Liverpool’s last mission: Make City win the title

How they got into this position is done and gone, writes Jonathan Wilson, all Liverpool can do now is at least win on Sunday and make Manchester City earn the Premier League title.

Liverpool need to win, combined with a Manchester City loss, to recover the Premier League title on Sunday May 11, 2014. Kieran Galvin / EPA
Powered by automated translation

What Liverpool must do on Sunday is win.

If they win and Manchester City win or draw, they still finish second, but they would be able to reflect on a season that went far better than expected.

But if they fail to beat Newcastle United, if they fail to put any pressure on City, it would be a pitiable anti-climax. And if City lost and Liverpool failed to take advantage, it would be the kind of choke that could haunt the club for years.

There is never, of course, one moment when the title is lost, but there are incidents that stand out in the memory.

Steven Gerrard slipping to let Demba Ba through on the final minute of the first half against Chelsea is the most obvious. Chelsea, by their own admission, were just waiting for mistakes.

Gerrard’s gaffe was made all the more painful by the fact that, two weeks earlier, he gathered the players together after the victory over Manchester City and urged them to ensure “This does not slip”. Had they held on for a 0-0 draw, they would still have been masters of their own destiny.

As it was, they went to Crystal Palace desperate to eat into the advantage of goal difference held by City, over-reached and threw away a three-goal lead as a result. Even then, they might have come away with a 4-3 win, had Victor Moses not fluffed a simple chance in injury time. A 3-0 score didn’t seem enough, but 4-3 would at least have forced City to win their two remaining games. There was never any panic in the game against Aston Villa on Wednesday because they knew a draw was enough.

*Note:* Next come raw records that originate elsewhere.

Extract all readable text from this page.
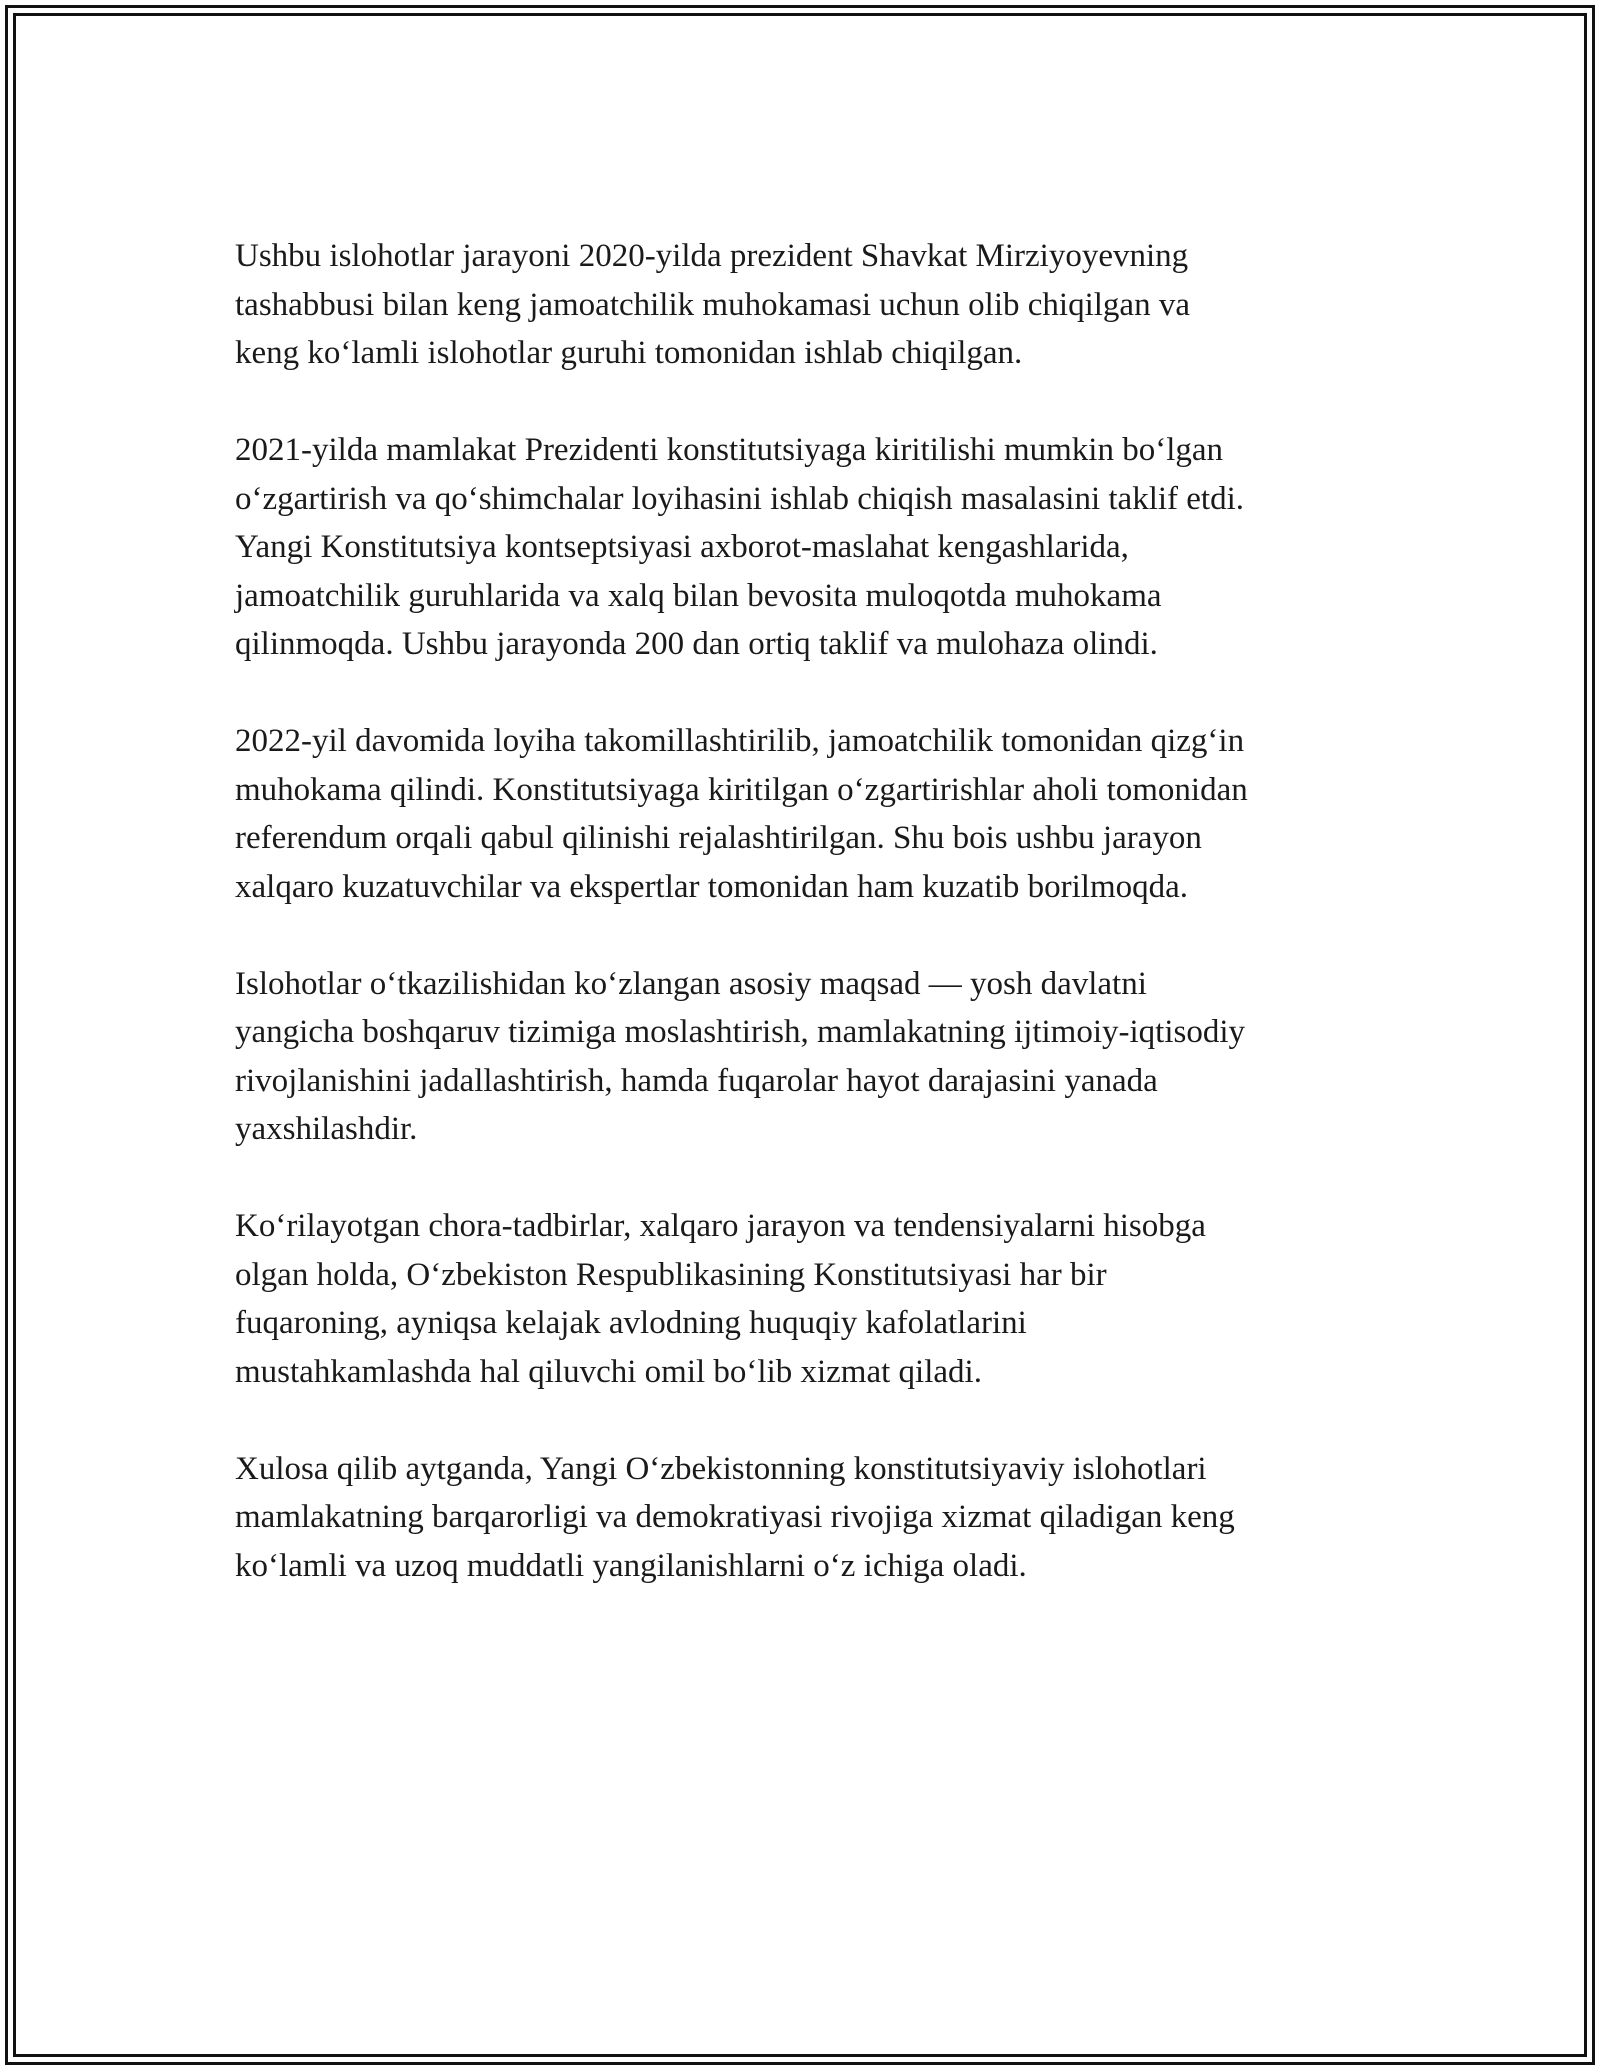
Ushbu islohotlar jarayoni 2020-yilda prezident Shavkat Mirziyoyevning
tashabbusi bilan keng jamoatchilik muhokamasi uchun olib chiqilgan va
keng ko‘lamli islohotlar guruhi tomonidan ishlab chiqilgan.

2021-yilda mamlakat Prezidenti konstitutsiyaga kiritilishi mumkin bo‘lgan
o‘zgartirish va qo‘shimchalar loyihasini ishlab chiqish masalasini taklif etdi.
Yangi Konstitutsiya kontseptsiyasi axborot-maslahat kengashlarida,
jamoatchilik guruhlarida va xalq bilan bevosita muloqotda muhokama
qilinmoqda. Ushbu jarayonda 200 dan ortiq taklif va mulohaza olindi.

2022-yil davomida loyiha takomillashtirilib, jamoatchilik tomonidan qizg‘in
muhokama qilindi. Konstitutsiyaga kiritilgan o‘zgartirishlar aholi tomonidan
referendum orqali qabul qilinishi rejalashtirilgan. Shu bois ushbu jarayon
xalqaro kuzatuvchilar va ekspertlar tomonidan ham kuzatib borilmoqda.

Islohotlar o‘tkazilishidan ko‘zlangan asosiy maqsad — yosh davlatni
yangicha boshqaruv tizimiga moslashtirish, mamlakatning ijtimoiy-iqtisodiy
rivojlanishini jadallashtirish, hamda fuqarolar hayot darajasini yanada
yaxshilashdir.

Ko‘rilayotgan chora-tadbirlar, xalqaro jarayon va tendensiyalarni hisobga
olgan holda, O‘zbekiston Respublikasining Konstitutsiyasi har bir
fuqaroning, ayniqsa kelajak avlodning huquqiy kafolatlarini
mustahkamlashda hal qiluvchi omil bo‘lib xizmat qiladi.

Xulosa qilib aytganda, Yangi O‘zbekistonning konstitutsiyaviy islohotlari
mamlakatning barqarorligi va demokratiyasi rivojiga xizmat qiladigan keng
ko‘lamli va uzoq muddatli yangilanishlarni o‘z ichiga oladi.
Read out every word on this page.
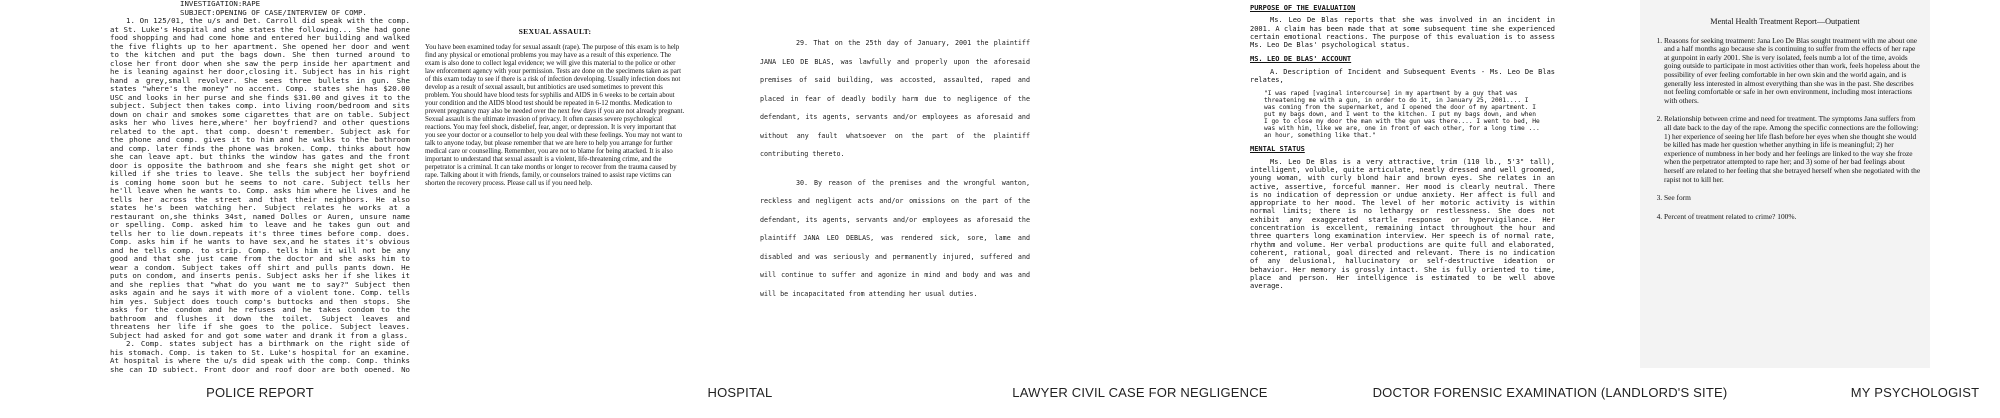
INVESTIGATION:RAPE
SUBJECT:OPENING OF CASE/INTERVIEW OF COMP.

1. On 125/01, the u/s and Det. Carroll did speak with the comp. at St. Luke's Hospital and she states the following... She had gone food shopping and had come home and entered her building and walked the five flights up to her apartment. She opened her door and went to the kitchen and put the bags down. She then turned around to close her front door when she saw the perp inside her apartment and he is leaning against her door,closing it. Subject has in his right hand a grey,small revolver. She sees three bullets in gun. She states "where's the money" no accent. Comp. states she has $20.00 USC and looks in her purse and she finds $31.00 and gives it to the subject. Subject then takes comp. into living room/bedroom and sits down on chair and smokes some cigarettes that are on table. Subject asks her who lives here,where' her boyfriend? and other questions related to the apt. that comp. doesn't remember. Subject ask for the phone and comp. gives it to him and he walks to the bathroom and comp. later finds the phone was broken. Comp. thinks about how she can leave apt. but thinks the window has gates and the front door is opposite the bathroom and she fears she might get shot or killed if she tries to leave. She tells the subject her boyfriend is coming home soon but he seems to not care. Subject tells her he'll leave when he wants to. Comp. asks him where he lives and he tells her across the street and that their neighbors. He also states he's been watching her. Subject relates he works at a restaurant on,she thinks 34st, named Dolles or Auren, unsure name or spelling. Comp. asked him to leave and he takes gun out and tells her to lie down.repeats it's three times before comp. does. Comp. asks him if he wants to have sex,and he states it's obvious and he tells comp. to strip. Comp. tells him it will not be any good and that she just came from the doctor and she asks him to wear a condom. Subject takes off shirt and pulls pants down. He puts on condom, and inserts penis. Subject asks her if she likes it and she replies that "what do you want me to say?" Subject then asks again and he says it with more of a violent tone. Comp. tells him yes. Subject does touch comp's buttocks and then stops. She asks for the condom and he refuses and he takes condom to the bathroom and flushes it down the toilet. Subject leaves and threatens her life if she goes to the police. Subject leaves. Subject had asked for and got some water and drank it from a glass.

2. Comp. states subject has a birthmark on the right side of his stomach. Comp. is taken to St. Luke's hospital for an examine. At hospital is where the u/s did speak with the comp. Comp. thinks she can ID subject. Front door and roof door are both opened. No

SEXUAL ASSAULT:

You have been examined today for sexual assault (rape). The purpose of this exam is to help find any physical or emotional problems you may have as a result of this experience. The exam is also done to collect legal evidence; we will give this material to the police or other law enforcement agency with your permission. Tests are done on the specimens taken as part of this exam today to see if there is a risk of infection developing. Usually infection does not develop as a result of sexual assault, but antibiotics are used sometimes to prevent this problem. You should have blood tests for syphilis and AIDS in 6 weeks to be certain about your condition and the AIDS blood test should be repeated in 6-12 months. Medication to prevent pregnancy may also be needed over the next few days if you are not already pregnant. Sexual assault is the ultimate invasion of privacy. It often causes severe psychological reactions. You may feel shock, disbelief, fear, anger, or depression. It is very important that you see your doctor or a counsellor to help you deal with these feelings. You may not want to talk to anyone today, but please remember that we are here to help you arrange for further medical care or counselling. Remember, you are not to blame for being attacked. It is also important to understand that sexual assault is a violent, life-threatening crime, and the perpetrator is a criminal. It can take months or longer to recover from the trauma caused by rape. Talking about it with friends, family, or counselors trained to assist rape victims can shorten the recovery process. Please call us if you need help.

29. That on the 25th day of January, 2001 the plaintiff JANA LEO DE BLAS, was lawfully and properly upon the aforesaid premises of said building, was accosted, assaulted, raped and placed in fear of deadly bodily harm due to negligence of the defendant, its agents, servants and/or employees as aforesaid and without any fault whatsoever on the part of the plaintiff contributing thereto.

30. By reason of the premises and the wrongful wanton, reckless and negligent acts and/or omissions on the part of the defendant, its agents, servants and/or employees as aforesaid the plaintiff JANA LEO DEBLAS, was rendered sick, sore, lame and disabled and was seriously and permanently injured, suffered and will continue to suffer and agonize in mind and body and was and will be incapacitated from attending her usual duties.

PURPOSE OF THE EVALUATION

Ms. Leo De Blas reports that she was involved in an incident in 2001. A claim has been made that at some subsequent time she experienced certain emotional reactions. The purpose of this evaluation is to assess Ms. Leo De Blas' psychological status.

MS. LEO DE BLAS' ACCOUNT

A. Description of Incident and Subsequent Events - Ms. Leo De Blas relates,

"I was raped [vaginal intercourse] in my apartment by a guy that was threatening me with a gun, in order to do it, in January 25, 2001.... I was coming from the supermarket, and I opened the door of my apartment. I put my bags down, and I went to the kitchen. I put my bags down, and when I go to close my door the man with the gun was there.... I went to bed, He was with him, like we are, one in front of each other, for a long time ... an hour, something like that."
MENTAL STATUS

Ms. Leo De Blas is a very attractive, trim (110 lb., 5'3" tall), intelligent, voluble, quite articulate, neatly dressed and well groomed, young woman, with curly blond hair and brown eyes. She relates in an active, assertive, forceful manner. Her mood is clearly neutral. There is no indication of depression or undue anxiety. Her affect is full and appropriate to her mood. The level of her motoric activity is within normal limits; there is no lethargy or restlessness. She does not exhibit any exaggerated startle response or hypervigilance. Her concentration is excellent, remaining intact throughout the hour and three quarters long examination interview. Her speech is of normal rate, rhythm and volume. Her verbal productions are quite full and elaborated, coherent, rational, goal directed and relevant. There is no indication of any delusional, hallucinatory or self-destructive ideation or behavior. Her memory is grossly intact. She is fully oriented to time, place and person. Her intelligence is estimated to be well above average.

Mental Health Treatment Report—Outpatient
1. Reasons for seeking treatment: Jana Leo De Blas sought treatment with me about one and a half months ago because she is continuing to suffer from the effects of her rape at gunpoint in early 2001. She is very isolated, feels numb a lot of the time, avoids going outside to participate in most activities other than work, feels hopeless about the possibility of ever feeling comfortable in her own skin and the world again, and is generally less interested in almost everything than she was in the past. She describes not feeling comfortable or safe in her own environment, including most interactions with others.
2. Relationship between crime and need for treatment. The symptoms Jana suffers from all date back to the day of the rape. Among the specific connections are the following: 1) her experience of seeing her life flash before her eyes when she thought she would be killed has made her question whether anything in life is meaningful; 2) her experience of numbness in her body and her feelings are linked to the way she froze when the perpetrator attempted to rape her; and 3) some of her bad feelings about herself are related to her feeling that she betrayed herself when she negotiated with the rapist not to kill her.
3. See form
4. Percent of treatment related to crime? 100%.
POLICE REPORT	HOSPITAL	LAWYER CIVIL CASE FOR NEGLIGENCE	DOCTOR FORENSIC EXAMINATION (LANDLORD'S SITE)	MY PSYCHOLOGIST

But perhaps the key moment was Jordan Henderson’s red card against City, lunging into a challenge on Samir Nasri in injury time of Liverpool’s 3-2 win. Nobody could say they would not have lost to Chelsea regardless, but they would certainly have had a better chance of shutting down the game against Crystal Palace with his energy alongside Gerrard.

Perhaps personnel is not the issue. Liverpool didn’t even try to kill the game at 3-1: Dwight Gayle’s first goal came from a breakaway with seven Liverpool players caught upfield chasing a fourth goal.

Manager Brendan Rodgers spoke afterward of his side’s lack of “game management”, and while it seems fair to assume that an inexperienced team will get better at that, the way they chased goals was reflective of their approach all season. At both ends of the pitch, Liverpool have defied convention.

They have already allowed 49 goals this season. The last time a team conceded that many and won the league was Derby County in 1975, but that was over 42, rather than 38, games. The last time a side won the league surrendered 1.32 goals per game, Liverpool’s average this season, was in 1962.

In the Premier League era, conceding 49 goals has usually meant finishing somewhere between sixth and eighth. Yet if Liverpool score the one goal they needed to reach 100, they would likely become the first side to amass 100 goals in a season and not win the title since Tottenham Hotspur racked up 111 in 1962/63.

Thrilling as they have been, the sense is that the balance is wrong and, while pretty much every defender they have tried has made at least one major mistake this season, to blame only personnel – particularly after spending roughly two-thirds of the £50 million (Dh309m) of last summer’s transfer outlay on defenders and a goalkeeper – seems simplistic.

Rodgers has been adept at altering his approach in the past and while he talks about his young players improving next season, it may be that part of that development is adopting a less gung-ho approach on the management front.

The first thing, though, is to beat Newcastle and make City win the title.